Pope Francis made a surprise personal visit to 150 homeless people on a special tour of the Sistine Chapel on Thursday, in the latest nod to his vision of creating a church for the poor.
Francis greeted the visitors in the chapel where he was elected pope during a private viewing of its ceiling frescoes painted by Michelangelo more than 500 years ago.
"This is everyone's house, it is your house," Francis said, according to a statement from the Vatican spokesman about the event at which no reporters, photographers or cameraman were allowed.
Francis was known as "the slum bishop" in his native Buenos Aires for his frequent visits to shanty towns. Since taking over as the head of the world's 1.2 billion Catholics, he has made concern for the poor a central plank of his papacy.

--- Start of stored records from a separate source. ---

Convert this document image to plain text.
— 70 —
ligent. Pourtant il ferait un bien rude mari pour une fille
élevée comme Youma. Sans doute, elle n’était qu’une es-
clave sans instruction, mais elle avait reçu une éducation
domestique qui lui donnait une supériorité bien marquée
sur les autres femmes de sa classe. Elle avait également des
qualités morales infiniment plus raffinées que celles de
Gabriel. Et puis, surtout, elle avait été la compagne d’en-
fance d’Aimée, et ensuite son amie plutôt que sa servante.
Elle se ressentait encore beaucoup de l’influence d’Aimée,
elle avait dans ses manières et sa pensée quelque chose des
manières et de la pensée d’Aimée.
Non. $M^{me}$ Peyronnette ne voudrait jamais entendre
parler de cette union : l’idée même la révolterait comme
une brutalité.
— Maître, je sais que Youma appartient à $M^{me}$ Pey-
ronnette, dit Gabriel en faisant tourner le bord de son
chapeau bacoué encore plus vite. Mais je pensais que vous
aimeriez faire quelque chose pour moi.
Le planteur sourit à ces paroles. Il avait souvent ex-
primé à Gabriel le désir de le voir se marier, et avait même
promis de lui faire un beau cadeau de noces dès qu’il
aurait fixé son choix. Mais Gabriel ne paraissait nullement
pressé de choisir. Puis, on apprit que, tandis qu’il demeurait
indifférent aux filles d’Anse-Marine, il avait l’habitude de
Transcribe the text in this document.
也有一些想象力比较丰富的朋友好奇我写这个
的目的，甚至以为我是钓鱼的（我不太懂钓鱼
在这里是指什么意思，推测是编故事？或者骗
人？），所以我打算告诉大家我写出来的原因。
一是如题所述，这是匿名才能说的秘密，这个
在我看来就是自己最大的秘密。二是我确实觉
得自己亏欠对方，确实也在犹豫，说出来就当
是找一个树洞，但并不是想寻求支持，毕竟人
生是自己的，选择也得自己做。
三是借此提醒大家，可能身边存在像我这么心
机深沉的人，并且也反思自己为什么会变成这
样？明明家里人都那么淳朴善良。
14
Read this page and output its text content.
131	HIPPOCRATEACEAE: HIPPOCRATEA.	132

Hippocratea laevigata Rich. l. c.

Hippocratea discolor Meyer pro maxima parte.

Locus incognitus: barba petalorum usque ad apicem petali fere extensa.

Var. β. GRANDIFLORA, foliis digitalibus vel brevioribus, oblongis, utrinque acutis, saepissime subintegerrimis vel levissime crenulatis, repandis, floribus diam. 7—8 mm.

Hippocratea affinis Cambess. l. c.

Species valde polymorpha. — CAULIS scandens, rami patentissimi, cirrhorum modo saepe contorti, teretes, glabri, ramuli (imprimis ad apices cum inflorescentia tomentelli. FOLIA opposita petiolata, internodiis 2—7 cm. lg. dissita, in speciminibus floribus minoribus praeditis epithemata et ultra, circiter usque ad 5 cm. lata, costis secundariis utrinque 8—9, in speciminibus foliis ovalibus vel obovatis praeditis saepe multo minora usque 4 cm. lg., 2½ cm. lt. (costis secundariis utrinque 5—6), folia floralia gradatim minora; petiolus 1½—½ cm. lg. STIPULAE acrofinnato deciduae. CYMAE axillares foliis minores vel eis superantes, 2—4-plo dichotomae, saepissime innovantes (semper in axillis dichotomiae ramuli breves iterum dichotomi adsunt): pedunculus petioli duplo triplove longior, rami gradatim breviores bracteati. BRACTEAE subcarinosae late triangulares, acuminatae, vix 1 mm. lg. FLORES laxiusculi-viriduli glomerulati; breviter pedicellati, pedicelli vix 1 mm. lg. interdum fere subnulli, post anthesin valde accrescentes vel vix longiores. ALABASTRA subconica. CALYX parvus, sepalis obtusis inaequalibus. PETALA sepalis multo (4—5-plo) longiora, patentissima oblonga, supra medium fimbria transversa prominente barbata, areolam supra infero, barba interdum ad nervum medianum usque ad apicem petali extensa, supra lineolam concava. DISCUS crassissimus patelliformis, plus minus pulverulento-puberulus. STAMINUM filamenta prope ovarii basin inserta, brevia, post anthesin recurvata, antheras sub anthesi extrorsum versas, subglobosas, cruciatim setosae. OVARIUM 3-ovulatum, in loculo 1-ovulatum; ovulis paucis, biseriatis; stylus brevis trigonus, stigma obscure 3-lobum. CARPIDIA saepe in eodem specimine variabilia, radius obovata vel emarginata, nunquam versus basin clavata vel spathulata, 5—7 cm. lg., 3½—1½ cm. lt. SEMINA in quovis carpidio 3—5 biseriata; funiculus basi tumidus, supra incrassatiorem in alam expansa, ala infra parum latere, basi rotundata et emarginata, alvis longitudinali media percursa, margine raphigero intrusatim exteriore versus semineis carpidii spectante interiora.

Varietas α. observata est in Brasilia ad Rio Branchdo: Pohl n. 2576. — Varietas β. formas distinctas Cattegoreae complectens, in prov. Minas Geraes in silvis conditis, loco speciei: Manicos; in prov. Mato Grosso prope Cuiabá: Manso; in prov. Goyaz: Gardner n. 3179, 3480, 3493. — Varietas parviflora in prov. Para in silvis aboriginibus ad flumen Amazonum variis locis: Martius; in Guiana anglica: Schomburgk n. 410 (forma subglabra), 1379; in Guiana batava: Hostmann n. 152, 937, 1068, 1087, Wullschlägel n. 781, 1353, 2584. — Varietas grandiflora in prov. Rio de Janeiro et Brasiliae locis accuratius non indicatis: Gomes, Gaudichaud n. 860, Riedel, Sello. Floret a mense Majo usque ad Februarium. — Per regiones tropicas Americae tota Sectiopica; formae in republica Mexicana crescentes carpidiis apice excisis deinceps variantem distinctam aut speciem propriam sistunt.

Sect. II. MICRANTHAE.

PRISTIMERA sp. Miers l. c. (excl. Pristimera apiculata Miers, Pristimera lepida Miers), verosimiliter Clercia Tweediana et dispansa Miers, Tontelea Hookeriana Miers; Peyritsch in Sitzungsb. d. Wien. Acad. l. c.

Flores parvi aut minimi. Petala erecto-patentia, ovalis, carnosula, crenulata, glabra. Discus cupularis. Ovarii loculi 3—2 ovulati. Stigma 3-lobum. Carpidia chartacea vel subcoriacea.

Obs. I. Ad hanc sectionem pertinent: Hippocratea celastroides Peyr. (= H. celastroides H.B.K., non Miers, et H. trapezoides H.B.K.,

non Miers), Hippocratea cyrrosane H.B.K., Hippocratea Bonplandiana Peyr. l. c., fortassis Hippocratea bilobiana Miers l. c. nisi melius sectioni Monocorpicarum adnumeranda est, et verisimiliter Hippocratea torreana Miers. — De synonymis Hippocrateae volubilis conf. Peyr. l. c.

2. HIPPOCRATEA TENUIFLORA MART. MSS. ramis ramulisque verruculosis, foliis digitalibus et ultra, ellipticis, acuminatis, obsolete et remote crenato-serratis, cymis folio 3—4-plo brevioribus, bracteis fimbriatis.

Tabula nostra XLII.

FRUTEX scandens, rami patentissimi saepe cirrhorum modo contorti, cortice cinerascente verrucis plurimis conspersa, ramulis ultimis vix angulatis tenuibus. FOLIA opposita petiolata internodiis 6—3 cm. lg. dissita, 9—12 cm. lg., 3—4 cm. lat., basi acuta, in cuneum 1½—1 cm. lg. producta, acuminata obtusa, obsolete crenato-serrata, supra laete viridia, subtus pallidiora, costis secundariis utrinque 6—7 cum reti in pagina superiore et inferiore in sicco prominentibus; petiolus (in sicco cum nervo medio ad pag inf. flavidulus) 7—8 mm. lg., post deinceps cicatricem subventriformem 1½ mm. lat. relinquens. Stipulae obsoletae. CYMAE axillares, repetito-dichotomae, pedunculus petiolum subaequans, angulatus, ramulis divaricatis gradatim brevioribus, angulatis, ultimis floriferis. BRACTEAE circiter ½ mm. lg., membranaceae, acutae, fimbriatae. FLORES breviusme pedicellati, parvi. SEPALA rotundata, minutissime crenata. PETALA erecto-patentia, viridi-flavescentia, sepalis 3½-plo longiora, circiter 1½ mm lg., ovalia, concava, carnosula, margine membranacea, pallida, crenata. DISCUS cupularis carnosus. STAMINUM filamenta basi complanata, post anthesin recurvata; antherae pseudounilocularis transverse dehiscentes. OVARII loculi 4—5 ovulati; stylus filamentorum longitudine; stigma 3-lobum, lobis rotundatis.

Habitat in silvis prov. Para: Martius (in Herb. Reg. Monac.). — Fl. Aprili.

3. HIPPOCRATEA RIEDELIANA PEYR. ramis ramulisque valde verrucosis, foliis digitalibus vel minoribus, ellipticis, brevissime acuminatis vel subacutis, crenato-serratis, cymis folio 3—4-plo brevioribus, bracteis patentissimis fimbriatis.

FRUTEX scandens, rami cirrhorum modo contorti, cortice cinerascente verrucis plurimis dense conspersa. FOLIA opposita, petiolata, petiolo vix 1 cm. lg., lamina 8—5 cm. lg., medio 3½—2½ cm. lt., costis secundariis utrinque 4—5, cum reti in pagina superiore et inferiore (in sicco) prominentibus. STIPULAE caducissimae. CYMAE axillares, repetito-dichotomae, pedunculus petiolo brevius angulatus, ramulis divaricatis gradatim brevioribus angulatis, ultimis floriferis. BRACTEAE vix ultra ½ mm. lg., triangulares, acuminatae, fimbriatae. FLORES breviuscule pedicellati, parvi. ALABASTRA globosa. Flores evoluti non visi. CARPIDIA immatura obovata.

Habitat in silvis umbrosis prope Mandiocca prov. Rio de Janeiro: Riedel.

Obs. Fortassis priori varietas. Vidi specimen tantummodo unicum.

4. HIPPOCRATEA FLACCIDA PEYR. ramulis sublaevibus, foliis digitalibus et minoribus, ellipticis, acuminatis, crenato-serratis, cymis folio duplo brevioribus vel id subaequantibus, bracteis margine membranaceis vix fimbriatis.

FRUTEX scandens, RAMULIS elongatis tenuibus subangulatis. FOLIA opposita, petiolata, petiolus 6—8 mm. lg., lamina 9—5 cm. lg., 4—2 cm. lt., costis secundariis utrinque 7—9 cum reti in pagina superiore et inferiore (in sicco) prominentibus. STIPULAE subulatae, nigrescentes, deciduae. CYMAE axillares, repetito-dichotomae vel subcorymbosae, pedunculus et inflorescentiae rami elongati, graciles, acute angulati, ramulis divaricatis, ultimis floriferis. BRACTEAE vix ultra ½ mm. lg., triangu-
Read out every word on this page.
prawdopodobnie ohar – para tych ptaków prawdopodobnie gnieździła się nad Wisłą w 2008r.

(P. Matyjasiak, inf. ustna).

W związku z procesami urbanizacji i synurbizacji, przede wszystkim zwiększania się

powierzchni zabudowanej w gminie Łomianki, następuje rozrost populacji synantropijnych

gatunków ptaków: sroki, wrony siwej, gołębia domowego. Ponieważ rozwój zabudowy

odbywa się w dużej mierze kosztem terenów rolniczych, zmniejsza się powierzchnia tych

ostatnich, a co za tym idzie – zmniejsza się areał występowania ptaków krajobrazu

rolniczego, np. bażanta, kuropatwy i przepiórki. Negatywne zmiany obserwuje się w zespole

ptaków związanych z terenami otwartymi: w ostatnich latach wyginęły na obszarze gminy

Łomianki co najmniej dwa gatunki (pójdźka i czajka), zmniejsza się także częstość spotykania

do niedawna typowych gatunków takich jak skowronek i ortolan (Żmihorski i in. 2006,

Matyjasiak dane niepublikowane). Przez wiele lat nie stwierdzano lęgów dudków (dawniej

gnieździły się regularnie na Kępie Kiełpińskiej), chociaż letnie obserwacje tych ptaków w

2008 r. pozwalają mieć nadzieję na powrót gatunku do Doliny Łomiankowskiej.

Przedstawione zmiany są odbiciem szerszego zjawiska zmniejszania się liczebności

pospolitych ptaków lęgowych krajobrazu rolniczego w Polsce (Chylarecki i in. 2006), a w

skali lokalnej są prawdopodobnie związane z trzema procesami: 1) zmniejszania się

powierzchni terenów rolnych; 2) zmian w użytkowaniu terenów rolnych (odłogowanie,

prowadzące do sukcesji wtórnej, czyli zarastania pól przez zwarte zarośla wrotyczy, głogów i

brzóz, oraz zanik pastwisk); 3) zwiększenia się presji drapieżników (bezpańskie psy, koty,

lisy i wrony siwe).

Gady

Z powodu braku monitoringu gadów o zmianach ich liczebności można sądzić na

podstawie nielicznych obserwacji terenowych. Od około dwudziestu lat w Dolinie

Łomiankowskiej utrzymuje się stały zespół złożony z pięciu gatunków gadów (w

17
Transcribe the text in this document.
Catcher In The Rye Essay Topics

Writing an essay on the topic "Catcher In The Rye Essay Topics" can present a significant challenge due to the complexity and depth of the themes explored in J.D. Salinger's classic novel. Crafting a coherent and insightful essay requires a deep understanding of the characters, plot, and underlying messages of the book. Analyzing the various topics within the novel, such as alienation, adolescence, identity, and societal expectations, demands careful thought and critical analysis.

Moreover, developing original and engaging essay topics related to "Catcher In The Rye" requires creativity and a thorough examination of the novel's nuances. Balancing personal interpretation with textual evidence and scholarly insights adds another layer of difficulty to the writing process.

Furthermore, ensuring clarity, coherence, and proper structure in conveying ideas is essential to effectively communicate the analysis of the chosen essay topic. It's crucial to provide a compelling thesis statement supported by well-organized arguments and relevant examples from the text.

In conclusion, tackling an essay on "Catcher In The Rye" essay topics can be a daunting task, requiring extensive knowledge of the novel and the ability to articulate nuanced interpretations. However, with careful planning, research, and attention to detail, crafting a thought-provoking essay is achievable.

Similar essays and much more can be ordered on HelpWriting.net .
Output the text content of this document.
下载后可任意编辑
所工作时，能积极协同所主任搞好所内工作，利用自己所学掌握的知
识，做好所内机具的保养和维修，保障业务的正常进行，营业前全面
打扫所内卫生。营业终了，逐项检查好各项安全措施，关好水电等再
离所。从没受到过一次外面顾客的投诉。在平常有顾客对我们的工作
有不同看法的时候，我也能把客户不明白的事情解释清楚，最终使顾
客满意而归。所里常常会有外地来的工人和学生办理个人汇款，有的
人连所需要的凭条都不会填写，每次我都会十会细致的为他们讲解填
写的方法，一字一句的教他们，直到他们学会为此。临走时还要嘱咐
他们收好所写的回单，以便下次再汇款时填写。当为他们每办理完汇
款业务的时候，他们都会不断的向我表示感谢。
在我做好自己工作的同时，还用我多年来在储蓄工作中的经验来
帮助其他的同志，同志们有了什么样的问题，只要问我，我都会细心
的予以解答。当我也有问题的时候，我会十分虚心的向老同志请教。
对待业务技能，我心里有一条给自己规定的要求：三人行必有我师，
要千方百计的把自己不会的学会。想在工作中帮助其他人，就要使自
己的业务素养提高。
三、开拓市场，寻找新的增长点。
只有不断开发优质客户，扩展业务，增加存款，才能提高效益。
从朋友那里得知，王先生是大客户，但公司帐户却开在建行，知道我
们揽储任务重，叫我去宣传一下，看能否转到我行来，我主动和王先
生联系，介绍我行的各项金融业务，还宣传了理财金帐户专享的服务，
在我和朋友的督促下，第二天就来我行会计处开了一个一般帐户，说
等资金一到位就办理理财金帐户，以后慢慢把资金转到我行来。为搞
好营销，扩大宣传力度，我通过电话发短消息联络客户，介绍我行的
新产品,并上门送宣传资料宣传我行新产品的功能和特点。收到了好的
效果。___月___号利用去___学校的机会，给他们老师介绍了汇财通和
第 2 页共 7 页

The visitors are due to tour and have dinner in the Vatican museums, which attract about six million people a year paying at least 16 euros ($17) each. They will leave through an entrance usually reserved for prelates and employees.
The Vatican said it was giving the 150 homeless, who usually frequent the area around St. Peter's Basilica, a chance to admire the inside of buildings of which they usually only see the front steps.
The visit was organised by the pope's almoner Bishop Konrad Krajewski, who earlier this year started organising showers and shaves in St. Peter's Square for people who live rough.
Krajewski is also credited with distributing 300 umbrellas forgotten by tourists to the area's homeless during a rainy spell in February.
The chapel was closed to the public early on Thursday to allow the visit.